6/8/07: Cop (1988)We’ll be on vacation at the end of next week, so let’s start what would’ve been a Father’s Day theme week now—and don’t go complaining about how we didn’t come up with a single entry for Mother’s Day. We were busy, that’s all. It doesn’t mean anything. Christ, you sound just like our…never mind.
Anyway, here’s James Woods’ finest showcase of 1988.
Cop barely got a theatrical release, but we’d have gladly paid to see this one on the big screen. The film was adapted from a James Ellroy novel back when nobody cared about movies adapted from James Ellroy novels. In truth, this one feels more like a
Jack Cannon adaptation.
The generic title hints at the film’s potential as a black comedy. The entire script is pretty much an excuse for a final gag based on the ultimate cop-on-the-edge cliché. Woods’ turn as L.A. homicide detective Lloyd Hopkins is certainly played for laughs. In one memorable scene, Hopkins is comforting a feminist poet whose background will lead to the identity of a serial killer. They’re together on a couch at her place. She’s rambling on about her career and spiritual journey while Hopkins maintains the perfectly polite expression of a gentleman who wants to get laid. Then the lady makes a quick mention of her bisexual past. Any guy will appreciate how expertly Woods plays the appropriately subtle reaction.
But this is a Father’s Day post, which brings us to the scene most likely to be mentioned in a
Cop review. Hopkins’ marriage is falling apart over plenty of things, including his clever idea of bringing home police reports and reading them to his daughter as bedtime stories. His uptight wife disapproves, but Hopkins makes a good case for teaching little Penny some cold hard facts of life and death:
Every woman who does herself in is a little girl. Every hooker with a habit out working her ass for a pimp who gets wasted by some psychopath is a little girl. All of these little girls have one thing in common—disillusionment. And it all comes from one thing: a terminal disease that comes from way back when they’re fed all the bullshit about how they’re entitled to happiness like it’s their birthright.You can be damn sure that the L.A. school system was already putting way too much emphasis on self-esteem classes back in the 1980s. It’s good to have Hopkins chasing murderers, but maybe he should’ve been heading up the local PTA.

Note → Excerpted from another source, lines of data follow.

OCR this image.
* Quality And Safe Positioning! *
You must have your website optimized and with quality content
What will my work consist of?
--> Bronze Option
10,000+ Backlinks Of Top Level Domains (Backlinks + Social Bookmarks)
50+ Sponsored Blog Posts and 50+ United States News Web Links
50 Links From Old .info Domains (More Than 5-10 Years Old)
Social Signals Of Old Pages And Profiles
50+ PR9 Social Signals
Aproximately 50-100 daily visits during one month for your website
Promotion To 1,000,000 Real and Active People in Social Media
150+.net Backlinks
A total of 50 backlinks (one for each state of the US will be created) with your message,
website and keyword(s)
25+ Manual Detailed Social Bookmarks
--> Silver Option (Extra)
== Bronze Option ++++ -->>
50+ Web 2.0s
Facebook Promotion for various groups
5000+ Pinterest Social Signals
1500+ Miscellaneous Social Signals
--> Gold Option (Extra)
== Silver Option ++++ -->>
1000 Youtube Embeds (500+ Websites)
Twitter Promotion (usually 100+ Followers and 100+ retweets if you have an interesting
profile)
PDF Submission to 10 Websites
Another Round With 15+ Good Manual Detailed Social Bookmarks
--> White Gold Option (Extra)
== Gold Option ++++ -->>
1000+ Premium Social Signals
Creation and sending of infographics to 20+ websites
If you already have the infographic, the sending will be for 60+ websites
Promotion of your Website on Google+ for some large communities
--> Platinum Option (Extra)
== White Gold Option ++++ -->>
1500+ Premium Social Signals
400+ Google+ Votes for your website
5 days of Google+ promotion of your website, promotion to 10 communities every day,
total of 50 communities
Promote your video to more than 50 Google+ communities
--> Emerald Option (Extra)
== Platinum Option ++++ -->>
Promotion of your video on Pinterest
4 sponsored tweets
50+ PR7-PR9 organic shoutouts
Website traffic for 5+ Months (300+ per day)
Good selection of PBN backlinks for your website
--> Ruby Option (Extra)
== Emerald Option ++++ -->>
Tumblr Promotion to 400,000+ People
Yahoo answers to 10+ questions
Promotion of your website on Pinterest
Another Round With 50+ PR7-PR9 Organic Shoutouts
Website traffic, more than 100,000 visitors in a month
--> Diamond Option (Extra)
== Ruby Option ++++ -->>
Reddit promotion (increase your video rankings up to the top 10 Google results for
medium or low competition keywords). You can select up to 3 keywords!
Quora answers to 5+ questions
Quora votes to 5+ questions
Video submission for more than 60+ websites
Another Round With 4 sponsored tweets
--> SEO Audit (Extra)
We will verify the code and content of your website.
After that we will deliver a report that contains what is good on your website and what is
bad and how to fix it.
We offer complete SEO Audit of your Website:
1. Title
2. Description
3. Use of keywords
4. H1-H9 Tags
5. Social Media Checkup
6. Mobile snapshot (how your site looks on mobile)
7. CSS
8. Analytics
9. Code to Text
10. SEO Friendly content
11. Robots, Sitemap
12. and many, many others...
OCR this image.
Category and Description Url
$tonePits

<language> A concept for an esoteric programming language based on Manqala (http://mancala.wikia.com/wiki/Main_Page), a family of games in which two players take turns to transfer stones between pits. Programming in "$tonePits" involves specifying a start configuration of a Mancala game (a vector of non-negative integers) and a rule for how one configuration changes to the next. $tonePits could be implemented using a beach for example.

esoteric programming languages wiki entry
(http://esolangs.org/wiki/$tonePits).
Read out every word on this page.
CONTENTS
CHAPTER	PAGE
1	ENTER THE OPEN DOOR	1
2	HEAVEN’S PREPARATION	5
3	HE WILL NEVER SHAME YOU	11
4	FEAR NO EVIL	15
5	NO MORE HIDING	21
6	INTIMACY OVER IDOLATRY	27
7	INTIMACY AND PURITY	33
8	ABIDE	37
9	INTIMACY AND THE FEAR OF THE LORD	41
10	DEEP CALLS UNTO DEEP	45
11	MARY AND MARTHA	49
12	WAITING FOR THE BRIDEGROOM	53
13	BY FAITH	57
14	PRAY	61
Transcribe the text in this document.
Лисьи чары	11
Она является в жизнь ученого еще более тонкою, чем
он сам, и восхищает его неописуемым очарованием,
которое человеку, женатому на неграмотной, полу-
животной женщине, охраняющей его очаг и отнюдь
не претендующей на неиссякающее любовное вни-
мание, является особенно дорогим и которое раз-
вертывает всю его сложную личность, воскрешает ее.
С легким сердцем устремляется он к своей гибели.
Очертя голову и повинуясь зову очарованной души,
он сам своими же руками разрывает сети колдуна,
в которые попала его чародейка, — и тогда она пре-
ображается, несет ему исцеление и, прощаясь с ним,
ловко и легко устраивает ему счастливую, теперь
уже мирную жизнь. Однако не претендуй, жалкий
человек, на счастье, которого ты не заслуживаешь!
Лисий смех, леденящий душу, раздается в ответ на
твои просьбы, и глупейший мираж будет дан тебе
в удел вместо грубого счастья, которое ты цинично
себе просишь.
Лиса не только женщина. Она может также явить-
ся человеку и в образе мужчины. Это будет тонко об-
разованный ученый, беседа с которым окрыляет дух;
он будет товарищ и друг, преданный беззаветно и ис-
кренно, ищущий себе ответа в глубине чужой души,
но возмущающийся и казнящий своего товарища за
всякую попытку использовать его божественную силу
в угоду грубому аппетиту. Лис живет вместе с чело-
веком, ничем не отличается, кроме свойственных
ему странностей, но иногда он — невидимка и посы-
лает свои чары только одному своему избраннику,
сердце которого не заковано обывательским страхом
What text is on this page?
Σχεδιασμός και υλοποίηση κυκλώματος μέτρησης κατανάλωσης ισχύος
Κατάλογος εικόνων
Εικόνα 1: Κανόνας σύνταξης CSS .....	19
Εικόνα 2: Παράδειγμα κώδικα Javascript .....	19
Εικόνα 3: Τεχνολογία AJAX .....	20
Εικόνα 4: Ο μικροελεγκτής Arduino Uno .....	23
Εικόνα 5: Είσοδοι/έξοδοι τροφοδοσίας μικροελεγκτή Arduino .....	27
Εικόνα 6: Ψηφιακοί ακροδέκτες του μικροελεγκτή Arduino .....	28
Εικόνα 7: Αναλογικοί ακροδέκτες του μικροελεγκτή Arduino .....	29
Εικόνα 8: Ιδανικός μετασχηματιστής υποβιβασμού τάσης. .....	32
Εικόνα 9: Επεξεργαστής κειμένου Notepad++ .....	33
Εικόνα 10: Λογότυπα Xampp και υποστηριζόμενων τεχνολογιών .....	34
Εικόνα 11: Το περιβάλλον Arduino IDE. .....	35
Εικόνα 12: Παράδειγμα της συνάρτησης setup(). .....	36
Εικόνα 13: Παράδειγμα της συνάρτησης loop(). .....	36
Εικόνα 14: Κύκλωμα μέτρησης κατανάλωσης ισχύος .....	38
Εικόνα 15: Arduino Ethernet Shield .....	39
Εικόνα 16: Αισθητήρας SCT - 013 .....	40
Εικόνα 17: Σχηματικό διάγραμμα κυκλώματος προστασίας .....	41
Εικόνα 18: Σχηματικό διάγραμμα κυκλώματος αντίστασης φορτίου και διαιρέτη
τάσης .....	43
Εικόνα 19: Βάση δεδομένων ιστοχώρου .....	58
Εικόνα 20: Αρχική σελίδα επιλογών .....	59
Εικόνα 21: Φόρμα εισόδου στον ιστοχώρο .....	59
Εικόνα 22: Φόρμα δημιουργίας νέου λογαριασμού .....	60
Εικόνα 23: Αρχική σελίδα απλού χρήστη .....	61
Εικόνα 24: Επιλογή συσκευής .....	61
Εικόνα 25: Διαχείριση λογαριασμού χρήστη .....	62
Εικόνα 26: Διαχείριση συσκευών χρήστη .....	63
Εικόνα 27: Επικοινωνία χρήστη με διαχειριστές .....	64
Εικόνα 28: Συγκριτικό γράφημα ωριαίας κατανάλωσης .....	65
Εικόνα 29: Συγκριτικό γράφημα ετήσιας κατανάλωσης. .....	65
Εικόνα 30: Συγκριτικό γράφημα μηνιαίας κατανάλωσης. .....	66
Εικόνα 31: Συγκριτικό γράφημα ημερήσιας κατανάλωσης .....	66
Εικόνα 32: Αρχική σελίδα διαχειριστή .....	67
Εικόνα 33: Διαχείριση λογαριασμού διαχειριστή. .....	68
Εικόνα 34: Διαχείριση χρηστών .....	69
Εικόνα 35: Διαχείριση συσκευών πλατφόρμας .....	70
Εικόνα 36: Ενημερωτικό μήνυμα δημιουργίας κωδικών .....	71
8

And his daughter seems happy. We’re going out tomorrow to buy our kid some of those Mexican true-crime magazines.
Don’t forget that James Woods became a Hollywood outcast as a patriotic American after 9/11. Things would stay rough for the guy until he showed up on
E/R as a likable doctor who had a lot of complaints about President Bush. Now he’s got a hit show with
Shark, but we’d rather have seen
Cop turned into an F/X series.
Make it your own: The bare-bones
DVD looks good, but
VHS copies are cheaper—and certainly provide more of the 1988 experience.